刘病已被驳得无话可说,只好放他回去,顺他了。刘病已之所以还能忍张敞,主要是他是个干实事的料。不过,作为惩罚,只能让他呆在地方尽职,如果把他调往中央,那汉朝威仪天下的光辉形象,到底还要不要?

终于看出张敞是个啥样的吧,对待工作,总是以夏天般的热情投入;对待黑社会,总是以冬天般的寒冷严打;对待领导,总是以秋风搅大湖的态度,总想起点波澜才罢休。对待老婆,则是春天般温暖,丝丝入怀。好一个风情万种的男人!

既然皇帝与皇后的闲事都敢管,凭啥就不能管黄霸?黄霸当时已经当丞相了,但是在张敞看来,这个黄霸当丞相后,正事没看整出啥东西来,偏偏整一些无聊的事。那无聊之事,就是动不动上奏,说今天于何处发现多少凤凰与神雀。政绩是搞实干干出来的,不是靠吹牛吹出来的。这个道理,难道黄丞相不懂?
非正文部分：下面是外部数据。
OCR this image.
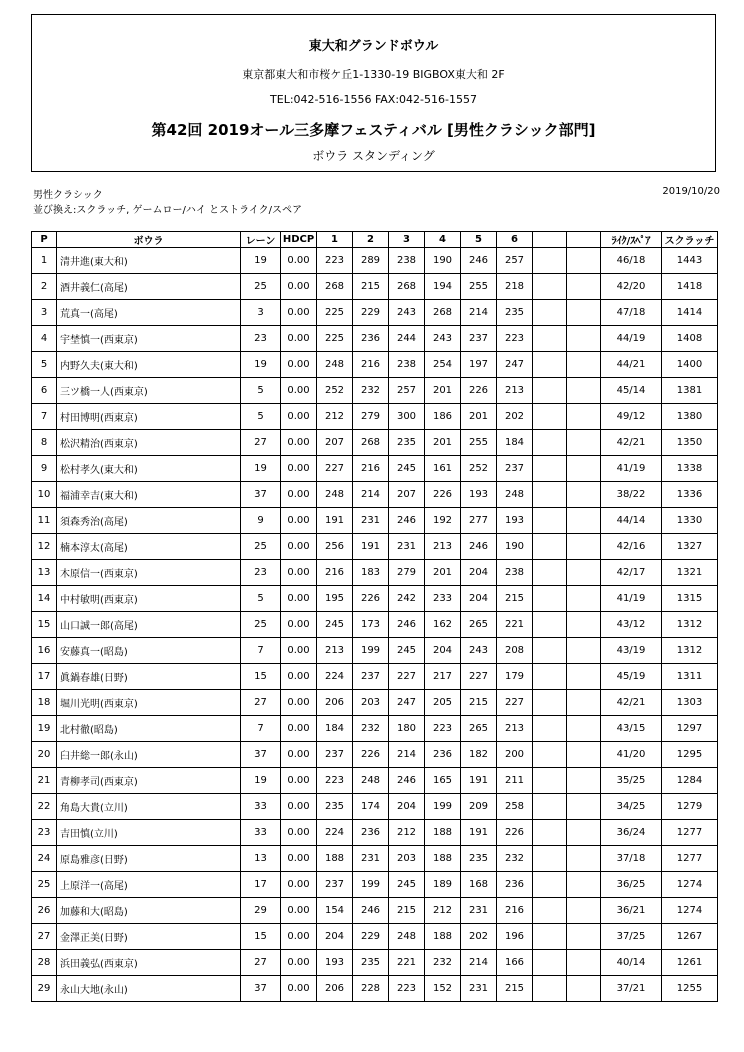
東大和グランドボウル
東京都東大和市桜ケ丘1-1330-19 BIGBOX東大和 2F
TEL:042-516-1556 FAX:042-516-1557
第42回 2019オール三多摩フェスティバル [男性クラシック部門]
ボウラ スタンディング
男性クラシック
並び換え:スクラッチ, ゲームロー/ハイ とストライク/スペア
2019/10/20
P	ボウラ	レーン	HDCP	1	2	3	4	5	6			ﾗｲｸ/ｽﾍﾟｱ	スクラッチ
1	清井進(東大和)	19	0.00	223	289	238	190	246	257			46/18	1443
2	酒井義仁(高尾)	25	0.00	268	215	268	194	255	218			42/20	1418
3	荒真一(高尾)	3	0.00	225	229	243	268	214	235			47/18	1414
4	宇埜慎一(西東京)	23	0.00	225	236	244	243	237	223			44/19	1408
5	内野久夫(東大和)	19	0.00	248	216	238	254	197	247			44/21	1400
6	三ツ橋一人(西東京)	5	0.00	252	232	257	201	226	213			45/14	1381
7	村田博明(西東京)	5	0.00	212	279	300	186	201	202			49/12	1380
8	松沢精治(西東京)	27	0.00	207	268	235	201	255	184			42/21	1350
9	松村孝久(東大和)	19	0.00	227	216	245	161	252	237			41/19	1338
10	福浦幸吉(東大和)	37	0.00	248	214	207	226	193	248			38/22	1336
11	須森秀治(高尾)	9	0.00	191	231	246	192	277	193			44/14	1330
12	楠本淳太(高尾)	25	0.00	256	191	231	213	246	190			42/16	1327
13	木原信一(西東京)	23	0.00	216	183	279	201	204	238			42/17	1321
14	中村敏明(西東京)	5	0.00	195	226	242	233	204	215			41/19	1315
15	山口誠一郎(高尾)	25	0.00	245	173	246	162	265	221			43/12	1312
16	安藤真一(昭島)	7	0.00	213	199	245	204	243	208			43/19	1312
17	眞鍋春雄(日野)	15	0.00	224	237	227	217	227	179			45/19	1311
18	堀川光明(西東京)	27	0.00	206	203	247	205	215	227			42/21	1303
19	北村徹(昭島)	7	0.00	184	232	180	223	265	213			43/15	1297
20	臼井総一郎(永山)	37	0.00	237	226	214	236	182	200			41/20	1295
21	青柳孝司(西東京)	19	0.00	223	248	246	165	191	211			35/25	1284
22	角島大貴(立川)	33	0.00	235	174	204	199	209	258			34/25	1279
23	吉田慎(立川)	33	0.00	224	236	212	188	191	226			36/24	1277
24	原島雅彦(日野)	13	0.00	188	231	203	188	235	232			37/18	1277
25	上原洋一(高尾)	17	0.00	237	199	245	189	168	236			36/25	1274
26	加藤和大(昭島)	29	0.00	154	246	215	212	231	216			36/21	1274
27	金澤正美(日野)	15	0.00	204	229	248	188	202	196			37/25	1267
28	浜田義弘(西東京)	27	0.00	193	235	221	232	214	166			40/14	1261
29	永山大地(永山)	37	0.00	206	228	223	152	231	215			37/21	1255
以前都讲过了,不是黄霸不懂。只是人家日子也难过,政绩搞不出来,总不能不让他吹点牛吧,不然对皇帝怎么交待?然而,黄霸并不知道,张敞已经着手要动他了。

张敞想动黄霸,还有一个不可告人的秘密。这个秘密,跟萧望之有关。萧望之是张敞好朋友,刘病已热捧黄霸,冷置萧望之,让人家陪太子读书去了,你说好受吗?萧望之不好受,张敞当然也不好受。所以,如果修理黄霸成功,不仅为公事,连私怨也一起算了。

一说张敞要修理黄霸,可能就有人要想,张敞到底搞啥阴谋。千万别把口水喷错人了,别忘了张敞是什么人,一个连皇帝,黑社会和绯闻都不怕的人,还有他不敢作敢当的事吗?说张敞搞阴谋,那是以小人之心度君子之腹,那是有眼不识泰山,那是门缝里看人。

君不知,在张敞的人生哲学里,没有阴谋,只有阳谋。他要做的事,都是经得住阳光考验的。

张敞行动了,他爱上了养鸟。张敞养的鸟,不是金丝雀,不是小黄鹂,而是鹖雀。鹖雀,出产于羌中,长安少见。张敞养的不是一两只,而是一群,不是圈在笼里养,而是放在地上养。

很快的,你就明白,张敞为啥要把这稀有鹖雀不圈着养了。

鹖雀是长翅膀的,你把它们放地上养,它们会跳上树上,跳上树上,还会跃上屋顶,跃上屋顶,还会飞到别人家去,更有可能,还会被人抓住,一去不回。但是,张敞没有丝毫担忧,天要下雨,鸟要飞走,那就随它们去吧。